Alternatives and When to Choose Them

  • Pure Go. The strongest option: no cgo means fast builds, trivial cross-compilation, static binaries, no FFI overhead, and full GC/race-detector/preemption support. Reimplementing a C dependency in Go is often worth it. The Go team’s own guidance is that “cgo is not Go.”
  • os/exec — call a separate process. For coarse-grained, infrequent C functionality, shelling out to a separate executable avoids linking C into your binary entirely and isolates crashes.
  • A network/IPC service. For heavyweight C/C++ subsystems, running them as a separate service and talking over a socket trades latency for isolation and independent deployment.
  • syscall / golang.org/x/sys. For OS calls specifically, the syscall packages reach the kernel without cgo — no C compiler, no FFI cost.
  • WebAssembly / plugin boundaries. In some sandboxed designs a Wasm module replaces a cgo dependency.

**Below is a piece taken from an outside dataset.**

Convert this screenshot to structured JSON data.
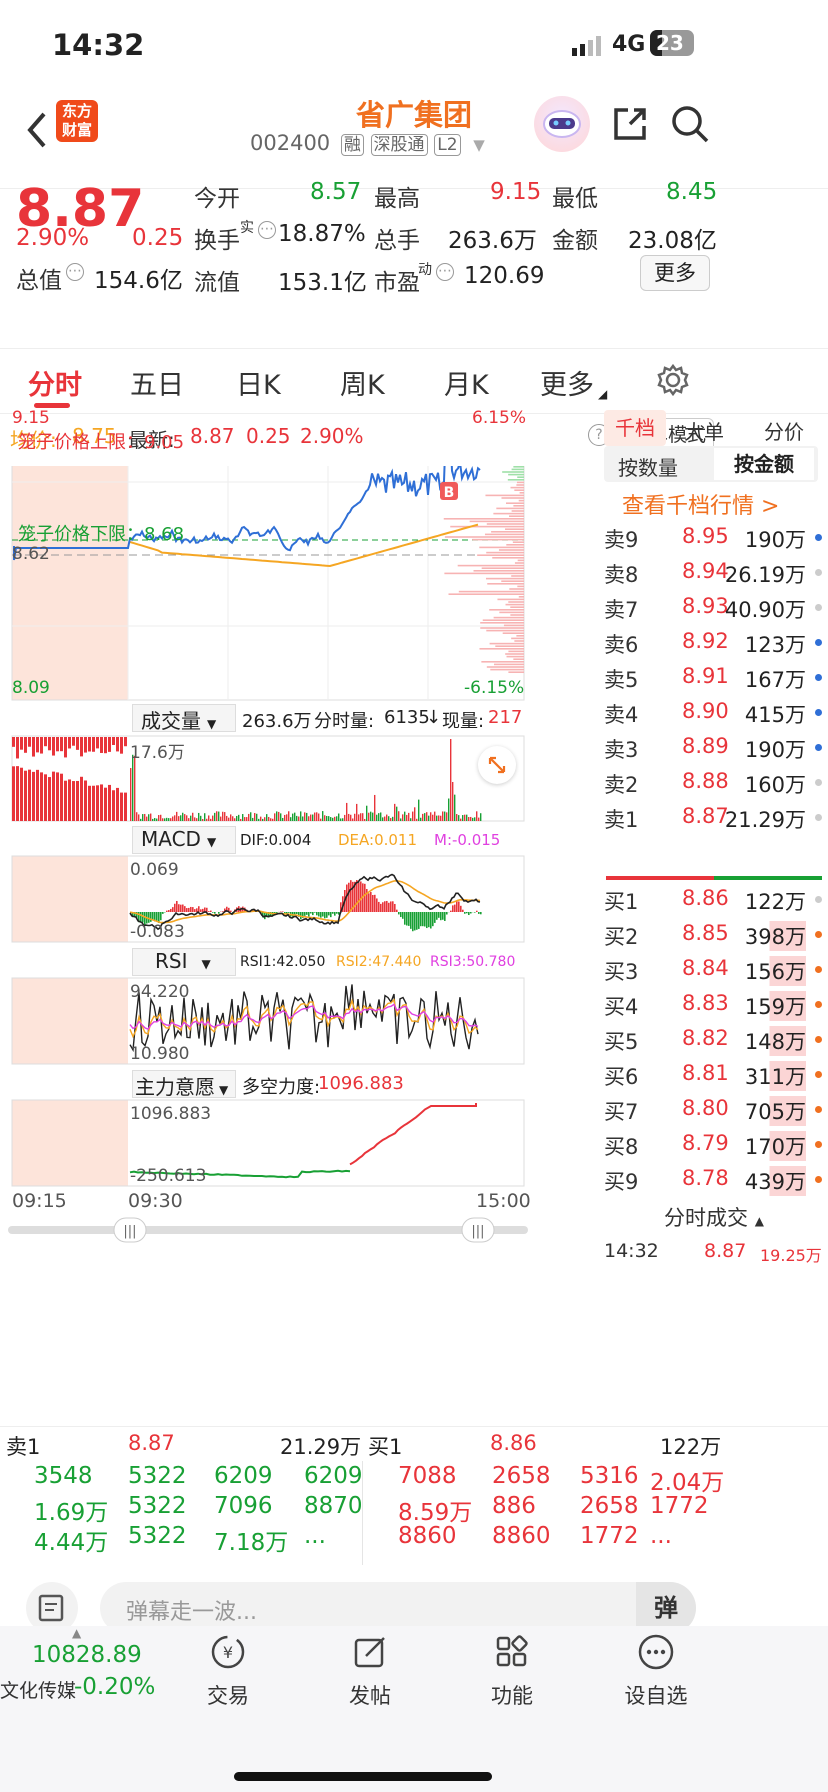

Choose cgo only when you genuinely must reuse a substantial, mature C/C++ library (cryptography, codecs, hardware SDKs, large numerical libraries) for which no acceptable Go equivalent exists — and then minimize the number of boundary crossings.

Production Notes

cgo’s cost model shapes real systems: SQLite drivers (mattn/go-sqlite3), graphics and ML bindings, and OS-vendor SDK wrappers all live with the per-call overhead, and the standard mitigation is to design coarse C APIs — one call that does a lot — rather than chatty ones. Go 1.26’s ~30% baseline cgo-overhead reduction directly benefits these workloads with zero code changes (go.dev/doc/go1.26). The pointer-passing safety net is unchanged in 1.26: cmd/cgo still documents GODEBUG=cgocheck=1 as the default cheap dynamic check, GODEBUG=cgocheck=0 to disable, and GOEXPERIMENT=cgocheck2 (set at build time) for complete-but-slow checking (pkg.go.dev/cmd/cgo) — the cgocheck2 knob has not graduated to a GODEBUG=cgocheck=2 runtime setting. Operationally, two facts dominate: cgo makes builds slower and cross-compilation hard (many teams keep CGO_ENABLED=0 as the default and treat cgo as an opt-in exception), and cgo code is outside the reach of some Go tooling — the goroutine that is inside a C call cannot be asynchronously preempted, does not show normal Go stack frames in profiles, and its C-side memory is invisible to pprof heap profiling. The runtime/cgo.Handle API and runtime.Pinner are the modern, GC-correct way to move references across the boundary and should be preferred over hand-rolled unsafe.Pointer smuggling.